Um relatório de que agentes do FBI procuraram documentos confidenciais relacionados a armas nucleares no resort de Donald Trump na Flórida poderia explicar a urgência da operação sem precedentes na casa de um ex-presidente, além de levar seu confronto com o Departamento de Justiça a um novo patamar.

O relato no jornal The Washington Post também pode prejudicar os legisladores republicanos, que não esperaram por detalhes do caso antes de criticar uma busca que eles alegaram ser mais típica de um estado tirânico.

O mais recente desenvolvimento também aumenta ainda mais as apostas de uma crescente batalha legal depois que o Procurador-geral, Merrick Garland, na quinta-feira chamou o blefe do ex-comandante-chefe e, em um movimento incomum, pediu a um tribunal para abrir o mandado de busca e o inventário de propriedades tomadas da casa de Trump.

Os detalhes da reportagem do Post vieram em mais um dia extraordinário que reprisou o caos e as recriminações da presidência de Trump e esculpiu novas divisões políticas amargas antes da provável candidatura do ex-presidente à Casa Branca.

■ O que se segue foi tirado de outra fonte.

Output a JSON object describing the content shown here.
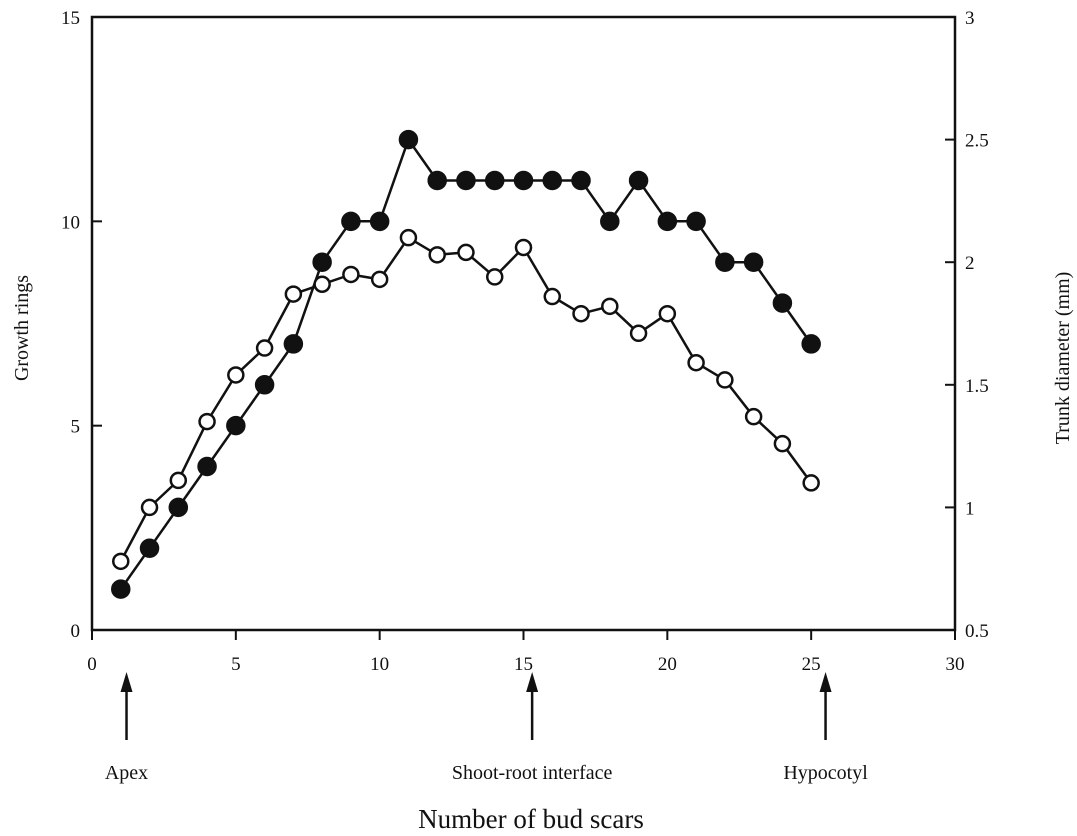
{
  "chart_data": {
    "type": "line",
    "xlabel": "Number of bud scars",
    "ylabel": "Growth rings",
    "y2label": "Trunk diameter (mm)",
    "xlim": [
      0,
      30
    ],
    "ylim": [
      0,
      15
    ],
    "y2lim": [
      0.5,
      3
    ],
    "xticks": [
      "0",
      "5",
      "10",
      "15",
      "20",
      "25",
      "30"
    ],
    "yticks": [
      "0",
      "5",
      "10",
      "15"
    ],
    "y2ticks": [
      "0.5",
      "1",
      "1.5",
      "2",
      "2.5",
      "3"
    ],
    "grid": false,
    "series": [
      {
        "axis": "left",
        "marker": "filled-circle",
        "x": [
          1,
          2,
          3,
          4,
          5,
          6,
          7,
          8,
          9,
          10,
          11,
          12,
          13,
          14,
          15,
          16,
          17,
          18,
          19,
          20,
          21,
          22,
          23,
          24,
          25
        ],
        "values": [
          1,
          2,
          3,
          4,
          5,
          6,
          7,
          9,
          10,
          10,
          12,
          11,
          11,
          11,
          11,
          11,
          11,
          10,
          11,
          10,
          10,
          9,
          9,
          8,
          7
        ]
      },
      {
        "axis": "right",
        "marker": "open-circle",
        "x": [
          1,
          2,
          3,
          4,
          5,
          6,
          7,
          8,
          9,
          10,
          11,
          12,
          13,
          14,
          15,
          16,
          17,
          18,
          19,
          20,
          21,
          22,
          23,
          24,
          25
        ],
        "values": [
          0.78,
          1.0,
          1.11,
          1.35,
          1.54,
          1.65,
          1.87,
          1.91,
          1.95,
          1.93,
          2.1,
          2.03,
          2.04,
          1.94,
          2.06,
          1.86,
          1.79,
          1.82,
          1.71,
          1.79,
          1.59,
          1.52,
          1.37,
          1.26,
          1.1
        ]
      }
    ],
    "annotations": [
      {
        "x": 1.2,
        "label": "Apex"
      },
      {
        "x": 15.3,
        "label": "Shoot-root interface"
      },
      {
        "x": 25.5,
        "label": "Hypocotyl"
      }
    ]
  }
}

O jornal citou pessoas familiarizadas com a investigação dizendo que agentes federais estavam procurando documentos confidenciais relacionados a armas nucleares, entre outros itens, no resort de Trump. As pessoas não descreveram os documentos em detalhes nem se eles se relacionavam com armas nucleares pertencentes aos EUA ou a outra nação. A CNN não confirmou o relato de forma independente.

Mas se for descoberto que Trump pegou esse material da Casa Branca, isso levantaria a questão de por que um ex-presidente precisaria de segredos tão bem guardados depois de deixar o cargo. A possibilidade de que esse material seja mantido em uma instalação não segura, onde os convidados vão e vêm e onde seria potencialmente vulnerável à penetração de um serviço de inteligência estrangeiro, alarmaria os funcionários do governo.

Na intensificação da batalha legal sobre a busca, Trump tem até as 16h (horário de Brasília) desta sexta-feira (12) para sinalizar oficialmente se ele contestará a jogada de Garland.

Em comunicado em sua rede Truth Social na quinta-feira, o ex-presidente disse que não se oporia à divulgação de documentos relacionados à “invasão antiamericana, injustificada e desnecessária” de sua casa.

Ele não disse exatamente quais documentos estaria pronto para ver divulgados. E a busca do FBI não foi um arrombamento; foi legalmente autorizado por um mandado aprovado por um juiz que deve ter encontrado causa provável para que um crime tivesse sido cometido.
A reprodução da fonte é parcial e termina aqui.